I really love the video you’ve just seen – because it highlights an extremely important area of work for us in WHO’s Viet Nam Country Office: making sure that every child, everywhere in Viet Nam is protected from vaccine-preventable diseases – but also some of the challenges and realities on the ground in making this happen.
I also love how, in a couple of brief minutes, the video also highlights some of Viet Nam’s incredible diversity. We are joining you from bustling, vibrant Ha Noi today, but much of Dak Nong province (where the video was shot) is paddy fields, jungles and rice-terraced mountains.
Along with its landscapes, the people of Viet Nam are also diverse, home to more than 50 ethnic groups, many of whom live in small villages in remote mountainous areas, far from paved roads.

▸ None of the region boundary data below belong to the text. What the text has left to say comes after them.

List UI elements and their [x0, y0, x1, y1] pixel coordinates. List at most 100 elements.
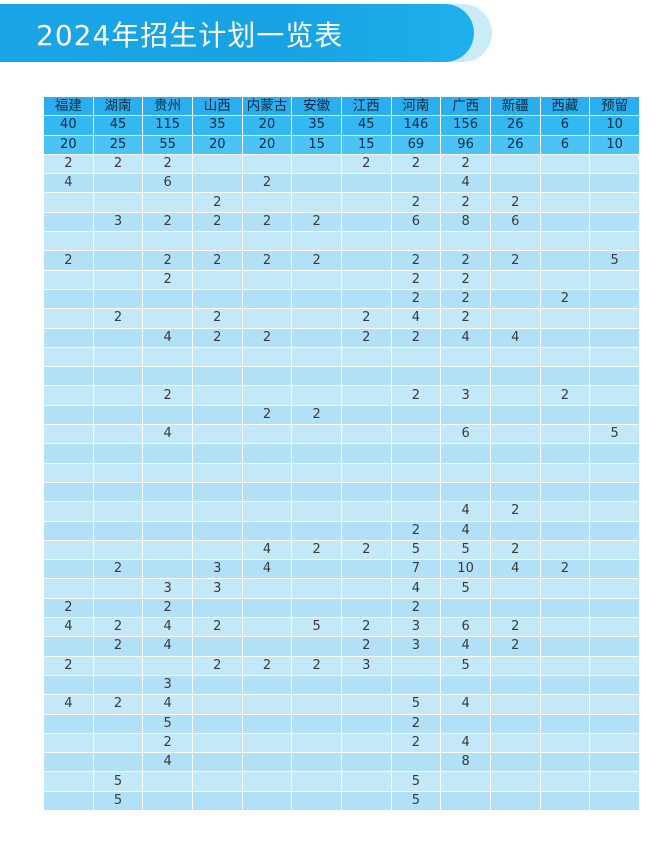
table-cell: 4: [390, 308, 442, 329]
table-cell: [340, 404, 392, 426]
table-cell: [589, 481, 640, 503]
table-cell: [191, 173, 243, 194]
table-cell: 6: [390, 211, 442, 233]
table-cell: 96: [440, 134, 491, 155]
table-cell: [340, 752, 392, 773]
table-cell: 5: [390, 694, 442, 715]
table-cell: [291, 424, 342, 445]
table-cell: 2: [191, 308, 243, 329]
table-cell: [589, 655, 640, 676]
table-cell: [489, 597, 541, 619]
table-cell: [340, 443, 392, 464]
table-cell: 2: [390, 250, 442, 271]
table-cell: [291, 559, 342, 580]
table-row: [43, 462, 640, 483]
table-cell: 2: [92, 559, 144, 580]
table-cell: 2: [489, 192, 541, 213]
table-cell: 2: [43, 597, 94, 619]
table-cell: 3: [340, 655, 392, 676]
table-cell: [191, 732, 243, 754]
table-cell: [291, 520, 342, 541]
table-cell: [589, 346, 640, 368]
table-cell: [340, 269, 392, 290]
table-cell: [142, 501, 193, 522]
table-cell: [539, 752, 591, 773]
table-cell: [43, 308, 94, 329]
table-cell: [539, 153, 591, 175]
table-cell: 45: [92, 115, 144, 136]
table-cell: [92, 250, 144, 271]
table-cell: 4: [43, 694, 94, 715]
table-cell: 10: [589, 115, 640, 136]
table-cell: [92, 752, 144, 773]
table-cell: [142, 366, 193, 387]
table-cell: 2: [390, 732, 442, 754]
table-cell: 2: [489, 501, 541, 522]
table-cell: 6: [142, 173, 193, 194]
table-cell: [340, 732, 392, 754]
table-cell: [489, 366, 541, 387]
table-cell: [142, 655, 193, 676]
table-cell: 2: [241, 655, 293, 676]
table-cell: [340, 501, 392, 522]
table-row: 4 6 5: [43, 424, 640, 445]
table-cell: [142, 559, 193, 580]
table-cell: [43, 578, 94, 599]
table-cell: [291, 752, 342, 773]
table-cell: [191, 752, 243, 773]
table-cell: [340, 481, 392, 503]
table-cell: [191, 713, 243, 734]
table-cell: 3: [440, 385, 491, 406]
table-cell: [43, 520, 94, 541]
table-cell: [191, 597, 243, 619]
table-cell: [241, 288, 293, 310]
table-cell: [291, 732, 342, 754]
table-cell: 2: [340, 636, 392, 657]
table-cell: [489, 694, 541, 715]
table-cell: [291, 327, 342, 348]
table-cell: [43, 713, 94, 734]
table-cell: [440, 231, 491, 252]
table-cell: 2: [241, 250, 293, 271]
table-cell: [489, 578, 541, 599]
table-cell: [191, 231, 243, 252]
table-cell: [539, 308, 591, 329]
table-cell: 新疆: [489, 95, 541, 117]
table-cell: [340, 771, 392, 792]
table-cell: 7: [390, 559, 442, 580]
table-cell: 4: [440, 173, 491, 194]
table-row: [43, 481, 640, 503]
table-cell: [92, 539, 144, 561]
table-cell: [142, 443, 193, 464]
table-cell: [291, 231, 342, 252]
table-cell: [241, 674, 293, 696]
table-cell: [43, 443, 94, 464]
table-cell: [589, 173, 640, 194]
table-cell: [489, 173, 541, 194]
table-cell: 4: [142, 327, 193, 348]
table-cell: 20: [241, 115, 293, 136]
table-cell: 2: [43, 250, 94, 271]
table-cell: [43, 539, 94, 561]
table-cell: [241, 617, 293, 638]
table-cell: [92, 520, 144, 541]
table-cell: [440, 481, 491, 503]
table-cell: [291, 385, 342, 406]
table-cell: 35: [191, 115, 243, 136]
table-cell: [191, 443, 243, 464]
table-cell: 2: [440, 153, 491, 175]
table-cell: 3: [390, 636, 442, 657]
table-cell: [589, 713, 640, 734]
table-cell: [43, 636, 94, 657]
table-cell: [241, 153, 293, 175]
table-cell: 福建: [43, 95, 94, 117]
table-cell: 预留: [589, 95, 640, 117]
table-cell: [92, 366, 144, 387]
table-cell: [589, 790, 640, 811]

Like the people we saw in the video, they often spend time away from home, cultivating crops like coffee, pepper and rice.
Even before the COVID-19 pandemic, people in these communities were less likely than their lowland and urban counterparts to access essential health services like routine childhood immunization.
When the pandemic disrupted many routine health services, it exacerbated long-standing challenges that many of these communities had faced.
It was in this context that, when the emergency phase of the pandemic was over, WHO, the Ministry of Health and colleagues from the Tay Nguyen Institute of Hygiene and Epidemiology in the central highlands region of Viet Nam came together – to work on improving access to routine immunization for people in remote areas. As you saw in the video, health workers are now doing outreach to communities to catch up children who are behind on their schedules – and to reach children who have never benefited from vaccinations before.
We have also been ‘trying out’ using routine immunization as a platform for offering other services, like screening for hypertension and diabetes. Very simply, when a health team goes to a community to conduct routine childhood vaccinations, their parents or caregivers are offered blood pressure and blood glucose checks. We are already hearing how life-changing it is for people to be diagnosed and treated as a result of these checks, improving their overall health and well-being.
While we still have a long way to go for this work to have the kind of reach and impact that we are looking for, the early phases are promising and they are delivering exciting results – and I would like to acknowledge and thank the European Union and DFAT / the Australian Government for your support, which has enabled us to carry out this work.
And of course – much of this success is due to the enthusiasm and commitment of dedicated health care workers like Dr H’Tuy, herself from an ethnic minority community, who we met in the video.
The reason we wanted to share this story with you today, is because it links so perfectly to this year’s World Health Day theme – My Health, My Right.
Every child in every corner of every country deserves access to life-saving vaccines. Everyone who has a noncommunicable disease is entitled to testing and treatment, no matter where they live or what they earn – so that they can enjoy the highest attainable standard of health.
We have made incredible progress in improving health around the world, but we still have so much more we have to do.
For us here in Viet Nam, this World Health Day 2024 is a good moment to remind ourselves of the work still ahead of us to make sure that everyone, everywhere can live long, healthy, and happy lives. And we’re proud today to be able to share a small snippet of the work we are doing here, alongside our wonderful Ministry of Health colleagues and partners, to try to make this happen.
On that note, I want to close by wishing all of you a very happy and healthy World Health Day … and it is now my great pleasure to hand over to Dr Hong, who will speak on behalf of Viet Nam’s Ministry of Health.